Я занялась инсулином, чтобы казалось, будто я не просто так глаза опустила, а делом занялась.
– Разве я что-то не то сказал? – сказал Сан Саныч. – Совесть есть? Бабка умирает, а ты шляешься.
Он растягивал слова, говорил медленно, словно все его изречения были такими мудрыми, что скажи он их быстро – никто ничего не поймет. Меня эта манера бесила. Но если скажу об этом, он станет разговаривать еще протяжнее.
Я молчала. Чувствовала, как вскипаю, но молчала. Под конец речи Сан Саныча я разбудила бабку. Это было тяжелее, чем я думала, ведь мне казалось, что она дремлет, а не крепко спит.
– Ты где была? – сказала она, едва открыла глаза.
Наверное, хотела поругать, но ее голос был совсем не грозным.
– Дома, ба, – сказала я, устанавливая шприц.
– Я тебя звала.
– Да? – сказала я, даже не пытаясь звучать правдоподобно. – Я не слышала.
Не стоило лишний раз ее волновать. Поэтому я лгала, даже не раскаиваясь.
Бабка молчала, а я надела новую иглу. Затем выпустила воздух, и сказала бабке переворачиваться. Она делала это медленно, прямо как Сан Саныч слова произносил. Так что у меня было время глянуть на него.
– Где деньги? – сказал он.
Я отсалютовала ему иглой со шприцом. Я много потратила на лекарства. Много, но не все, разумеется.
– Это все?
– Меня уволили.
Сан Саныч хохотнул, словно это была хорошая новость.
– И что же ты наделала? Опять кого-то послала?
Я молчала. Потом поняла, что бабка перестала кряхтеть. Я обернулась и увидела, что она готова к уколу. Тогда я задрала ее халат, стянула до бедер трусы, и защипнула кожу пальцам. Я так часто делала ей уколы, что мои действия были механическими. Раньше я переживала из-за всего: что колю не под сорок пять градусов, а, например, под шестьдесят. Но со временем синяки от уколов не появлялись, бабка не шипела от боли, и я успокоилась.
– И что же ты теперь будешь делать? Боюсь, тебе остается лишь блядовать.
Моя рука дрогнула, отчего бабка ойкнула.
– Закрой рот, Сан Саныч, – спокойно сказала я, хотя внутри все клекотало.
– Я просил меня так не называть, – мигом отозвался он тоном школьного задиры.
– Не могу иначе.
Сан Саныч хоть и было его настоящим именем, в моих устах звучало как унизительное прозвище. Слишком официально звучало, и потому бесило его.

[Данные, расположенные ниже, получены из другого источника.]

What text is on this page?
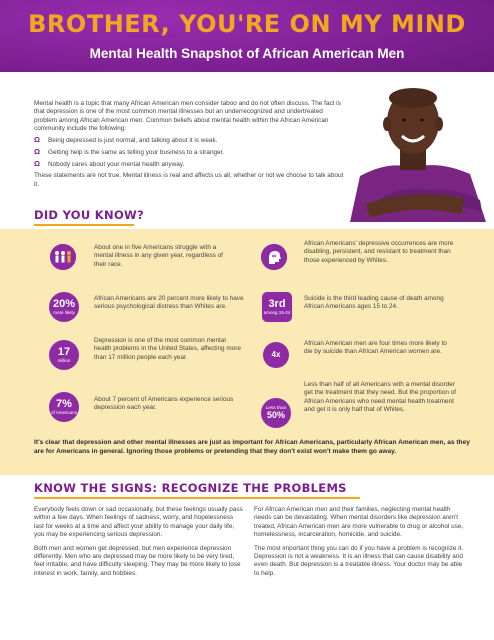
BROTHER, YOU'RE ON MY MIND
Mental Health Snapshot of African American Men

Mental health is a topic that many African American men consider taboo and do not often discuss. The fact is that depression is one of the most common mental illnesses but an underrecognized and undertreated problem among African American men. Common beliefs about mental health within the African American community include the following:

Ω Being depressed is just normal, and talking about it is weak.
Ω Getting help is the same as telling your business to a stranger.
Ω Nobody cares about your mental health anyway.

These statements are not true. Mental illness is real and affects us all, whether or not we choose to talk about it.

DID YOU KNOW?
About one in five Americans struggle with a mental illness in any given year, regardless of their race.
20%
more likely
African Americans are 20 percent more likely to have serious psychological distress than Whites are.
17
million
Depression is one of the most common mental health problems in the United States, affecting more than 17 million people each year.
7%
of Americans
About 7 percent of Americans experience serious depression each year.
African Americans' depressive occurrences are more disabling, persistent, and resistant to treatment than those experienced by Whites.
3rd
among 15-24
Suicide is the third leading cause of death among African Americans ages 15 to 24.
4x
African American men are four times more likely to die by suicide than African American women are.
Less than
50%
Less than half of all Americans with a mental disorder get the treatment that they need. But the proportion of African Americans who need mental health treatment and get it is only half that of Whites.
It's clear that depression and other mental illnesses are just as important for African Americans, particularly African American men, as they are for Americans in general. Ignoring those problems or pretending that they don't exist won't make them go away.
KNOW THE SIGNS: RECOGNIZE THE PROBLEMS

Everybody feels down or sad occasionally, but these feelings usually pass within a few days. When feelings of sadness, worry, and hopelessness last for weeks at a time and affect your ability to manage your daily life, you may be experiencing serious depression.

Both men and women get depressed, but men experience depression differently. Men who are depressed may be more likely to be very tired, feel irritable, and have difficulty sleeping. They may be more likely to lose interest in work, family, and hobbies.

For African American men and their families, neglecting mental health needs can be devastating. When mental disorders like depression aren't treated, African American men are more vulnerable to drug or alcohol use, homelessness, incarceration, homicide, and suicide.

The most important thing you can do if you have a problem is recognize it. Depression is not a weakness. It is an illness that can cause disability and even death. But depression is a treatable illness. Your doctor may be able to help.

Я еще немного подержала шприц, а затем достала его и сразу сняла иглу.
– Все, ба, готово. Иди кушай.
Бабка не поблагодарила меня за укол. Сказала, что больно было. Я пробормотала неискренние извинения и помогла ей подняться. Затем бабка, шаркая тапками, вышла из комнаты. Мы с Сан Санычем остались одни.
– Я в последний раз прихожу к вам, – сказал он, как только дверь закрылась.
– Слава тебе, господи! – воскликнула я, и вправду радуясь. – С чего это мне такое счастье привалило?
Сан Саныч лишь поджал губы, а потом сказал:
– Тему одну нашел. Мы с Милой переезжаем.
Он не сказал куда, а я не уточнила. Было все равно.
– Я рада… – сказала я.
Надо было закончить фразу словами «за тебя». Но радовалась я за себя, а на Сан Саныча было все равно.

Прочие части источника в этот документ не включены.